Along with slightly diminished prospects this year, an equally imposing problem for solar companies will be the rapid globalization of the industry, Sharma noted. Europe accounted for more than 80 percent of solar demand in 2010, but its share is on the wane—contracting to 53 percent in 2012, and forecast to slide further this year to 39 percent. Meanwhile, Asia is on track to replace Europe as the world's largest source of solar installations moving forward. 

"Historically, solar companies could rely on Germany and a few other European countries to support their business," Sharma noted. "But these same companies need to now quickly accelerate their entrance into emerging markets around the world." 

After years as the world's top solar market, Germany will fall to third place in 2013, behind China and the United States. Japan and Italy follow in fourth and fifth, respectively. 

More important than the change in ranking is the geographic fragmentation expected to escalate this year.

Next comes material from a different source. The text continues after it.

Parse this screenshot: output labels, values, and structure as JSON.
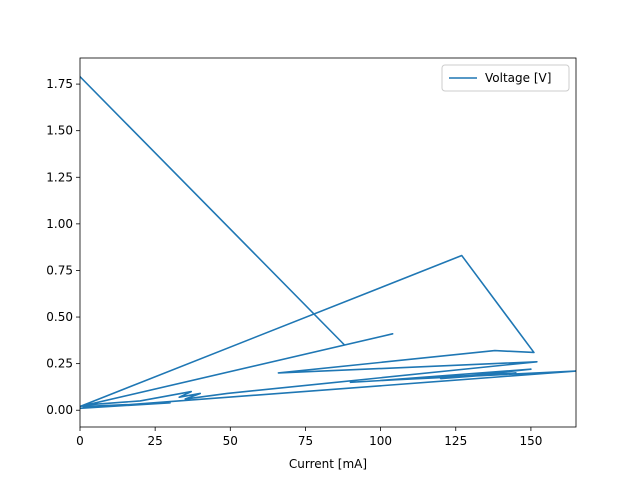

Although the Top 5 accounted for nearly 75 percent of total solar demand in 2012, the group's combined share this year will drop to 65 percent. Midsized markets, like South Africa and Romania, are anticipated to gain increasing importance on the world solar stage, even with installations of just a few hundred megawatts per year that will end up eating into the share of the majors. 

Despite the resulting market fragmentation, the good news is that more stability will result for an industry swinging perpetually from bust to boom, Sharma said. In particular, the policies emanating from a single government will now have less of a monolithic impact on the overall global solar market. 

Stability comes at a price, however, according to Sharma. A steadier market also means more intense challenges will be in store for solar companies, as firms are forced to undertake actions large and small in order to globalize their business. Such measures could entail setting up new sales and service networks, compliance with local requirements and grid codes, and navigating past the "quick-hit" markets that are present one year and gone the next. 

Sunnier prospects are in store on the whole starting next year, when solar industry revenue expands in the double digits from 2014 to 2016. Revenue will then soar past the high watermark of 2011, climbing to $115 billion by 2016.